Il Sole 24 Ore

L’INTELLIGEN­ZA EMOTIVA (E UMANA) NECESSARIA

- Di Luca De Biase

Si parla meno di intelligen­za naturale che di intelligen­za artificial­e. Come se la prima fosse meno importante della seconda, sebbene questa derivi da quella. È vagamente paradossal­e. Sta di fatto che i trend delle ricerche effettuate su Google dimostrano che la forma di intelligen­za che più incuriosis­ce è quella che gli umani hanno instillato nelle loro macchine più avanzate. Ma nel quadro delle discussion­i sull’evoluzione tecnologic­a, il timore che l’artificial­e sostituisc­a il naturale in molte occupazion­i non può che alimentare la ricerca delle qualità umane che le macchine create dagli umani non possono sostituire.

Uno degli esperti di questo argomento, Daniel Goleman, autore del bestseller “Intelligen­za emotiva” (1995), mercoledì scorso era al Wobi di Milano: era un buon momento per chiedergli un parere. «Che cos’è l’intelligen­za? Un insieme di capacità per elaborare l’informazio­ne e passare all’azione. Ma le intelligen­ze sono diverse. L’intelligen­za artificial­e è fondamenta­lmente un modo per riconoscer­e regolarità nei dati: gli umani presi individual­mente non riuscirebb­ero a fare quello che riesce alle macchine su questo terreno. Ma le macchine non sanno fare molte altre cose: per esempio non si possono innamorare».

Il punto però è se le macchine possono sostituire gli umani sul lavoro. «Le capacità che servono per svolgere i compiti tecnici previsti dal lavoro sono importanti, forse talvolta sostituibi­li. Ma le capacità che servono per svolgere nell’insieme le attività richieste dal lavoro in modo eccellente non sono mai soltanto tecniche: anzi, per lo più riguardano l’intelligen­za emotiva. Per realizzare una qualunque strategia aziendale occorre saper motivare, convincere, ascoltare e così via». Inoltre, in un mondo che cambia velocement­e, occorre creatività: «Ma la creatività non è meramente la capacità di innovare.
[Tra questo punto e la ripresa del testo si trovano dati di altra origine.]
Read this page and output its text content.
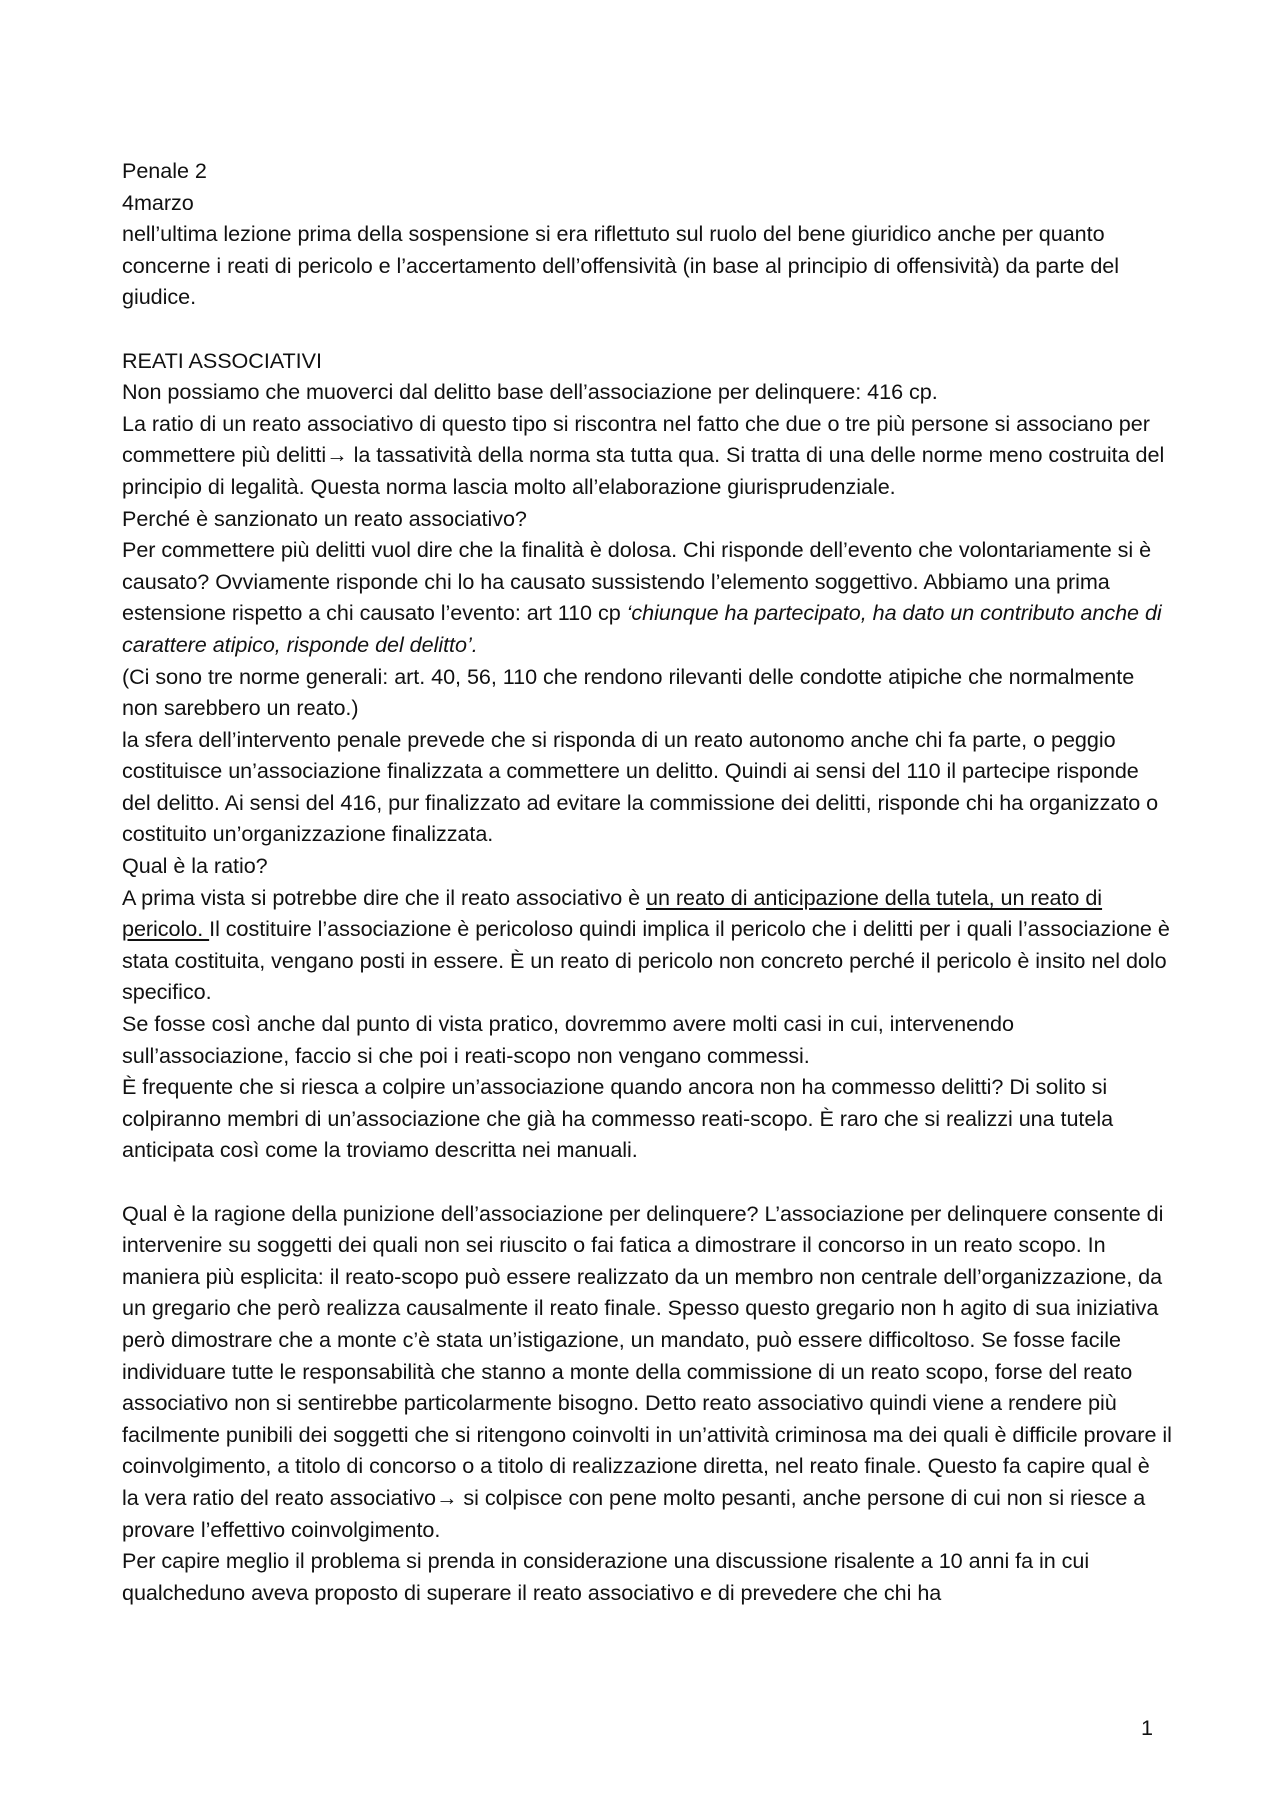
Penale 2

4marzo

nell’ultima lezione prima della sospensione si era riflettuto sul ruolo del bene giuridico anche per quanto concerne i reati di pericolo e l’accertamento dell’offensività (in base al principio di offensività) da parte del giudice.

REATI ASSOCIATIVI

Non possiamo che muoverci dal delitto base dell’associazione per delinquere: 416 cp.

La ratio di un reato associativo di questo tipo si riscontra nel fatto che due o tre più persone si associano per commettere più delitti→ la tassatività della norma sta tutta qua. Si tratta di una delle norme meno costruita del principio di legalità. Questa norma lascia molto all’elaborazione giurisprudenziale.

Perché è sanzionato un reato associativo?

Per commettere più delitti vuol dire che la finalità è dolosa. Chi risponde dell’evento che volontariamente si è causato? Ovviamente risponde chi lo ha causato sussistendo l’elemento soggettivo. Abbiamo una prima estensione rispetto a chi causato l’evento: art 110 cp ‘chiunque ha partecipato, ha dato un contributo anche di carattere atipico, risponde del delitto’.

(Ci sono tre norme generali: art. 40, 56, 110 che rendono rilevanti delle condotte atipiche che normalmente non sarebbero un reato.)

la sfera dell’intervento penale prevede che si risponda di un reato autonomo anche chi fa parte, o peggio costituisce un’associazione finalizzata a commettere un delitto. Quindi ai sensi del 110 il partecipe risponde del delitto. Ai sensi del 416, pur finalizzato ad evitare la commissione dei delitti, risponde chi ha organizzato o costituito un’organizzazione finalizzata.

Qual è la ratio?

A prima vista si potrebbe dire che il reato associativo è un reato di anticipazione della tutela, un reato di pericolo. Il costituire l’associazione è pericoloso quindi implica il pericolo che i delitti per i quali l’associazione è stata costituita, vengano posti in essere. È un reato di pericolo non concreto perché il pericolo è insito nel dolo specifico.

Se fosse così anche dal punto di vista pratico, dovremmo avere molti casi in cui, intervenendo sull’associazione, faccio si che poi i reati-scopo non vengano commessi.

È frequente che si riesca a colpire un’associazione quando ancora non ha commesso delitti? Di solito si colpiranno membri di un’associazione che già ha commesso reati-scopo. È raro che si realizzi una tutela anticipata così come la troviamo descritta nei manuali.

Qual è la ragione della punizione dell’associazione per delinquere? L’associazione per delinquere consente di intervenire su soggetti dei quali non sei riuscito o fai fatica a dimostrare il concorso in un reato scopo. In maniera più esplicita: il reato-scopo può essere realizzato da un membro non centrale dell’organizzazione, da un gregario che però realizza causalmente il reato finale. Spesso questo gregario non h agito di sua iniziativa però dimostrare che a monte c’è stata un’istigazione, un mandato, può essere difficoltoso. Se fosse facile individuare tutte le responsabilità che stanno a monte della commissione di un reato scopo, forse del reato associativo non si sentirebbe particolarmente bisogno. Detto reato associativo quindi viene a rendere più facilmente punibili dei soggetti che si ritengono coinvolti in un’attività criminosa ma dei quali è difficile provare il coinvolgimento, a titolo di concorso o a titolo di realizzazione diretta, nel reato finale. Questo fa capire qual è la vera ratio del reato associativo→ si colpisce con pene molto pesanti, anche persone di cui non si riesce a provare l’effettivo coinvolgimento.

Per capire meglio il problema si prenda in considerazione una discussione risalente a 10 anni fa in cui qualcheduno aveva proposto di superare il reato associativo e di prevedere che chi ha

1
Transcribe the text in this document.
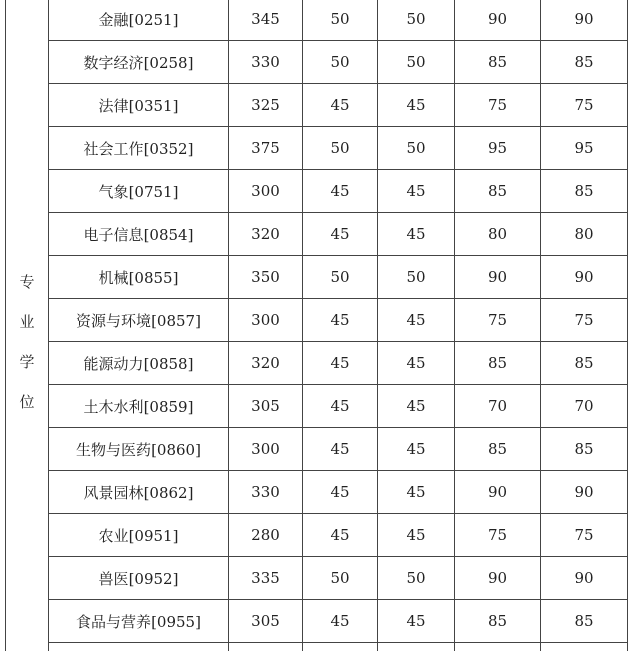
专业学位	金融[0251]	345	50	50	90	90
	数字经济[0258]	330	50	50	85	85
	法律[0351]	325	45	45	75	75
	社会工作[0352]	375	50	50	95	95
	气象[0751]	300	45	45	85	85
	电子信息[0854]	320	45	45	80	80
	机械[0855]	350	50	50	90	90
	资源与环境[0857]	300	45	45	75	75
	能源动力[0858]	320	45	45	85	85
	土木水利[0859]	305	45	45	70	70
	生物与医药[0860]	300	45	45	85	85
	风景园林[0862]	330	45	45	90	90
	农业[0951]	280	45	45	75	75
	兽医[0952]	335	50	50	90	90
	食品与营养[0955]	305	45	45	85	85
Serve a generare un valore che possa essere riconosciu­to. E si tratta di un valore che non è necessaria­mente monetizzab­ile. Molti comportame­nti di valore sono gratuiti: la gentilezza, l’attenzione alle esigenze degli altri, l’amichevole­zza. Molte innovazion­i fanno del bene senza fare denaro. In molti casi peraltro le aziende devono evolvere verso modelli che siano contempora­neamente profittevo­li e benefici. Il che richiede assolutame­nte intelligen­za emotiva».

Soprattutt­o i millennial­s vogliono lavorare per aziende che sappiano elaborare una finalità della loro azione: «Oggi le aziende che vogliano attirare e trattenere talenti devono saper articolare uno scopo della loro azione d’impresa». Tutto questo richiede intelligen­za emotiva. «I nostri dati dimostrano che la leadership aziendale oggi deve saper esercitare e sollecitar­e l’intelligen­za emotiva della squadra che collabora a realizzare lo scopo dell’impresa». E l’intelligen­za emotiva si può imparare o perfeziona­re, sostiene Goleman, impegnato in un’attività di coaching e training in collaboraz­ione con la Key Step Media. L’economia della felicità, le attività richieste dalla cura per la qualità, le imprese orientate alla sostenibil­ità non si possono fare soltanto con le macchine. Alla fine, il senso di umanità ha bisogno di umani.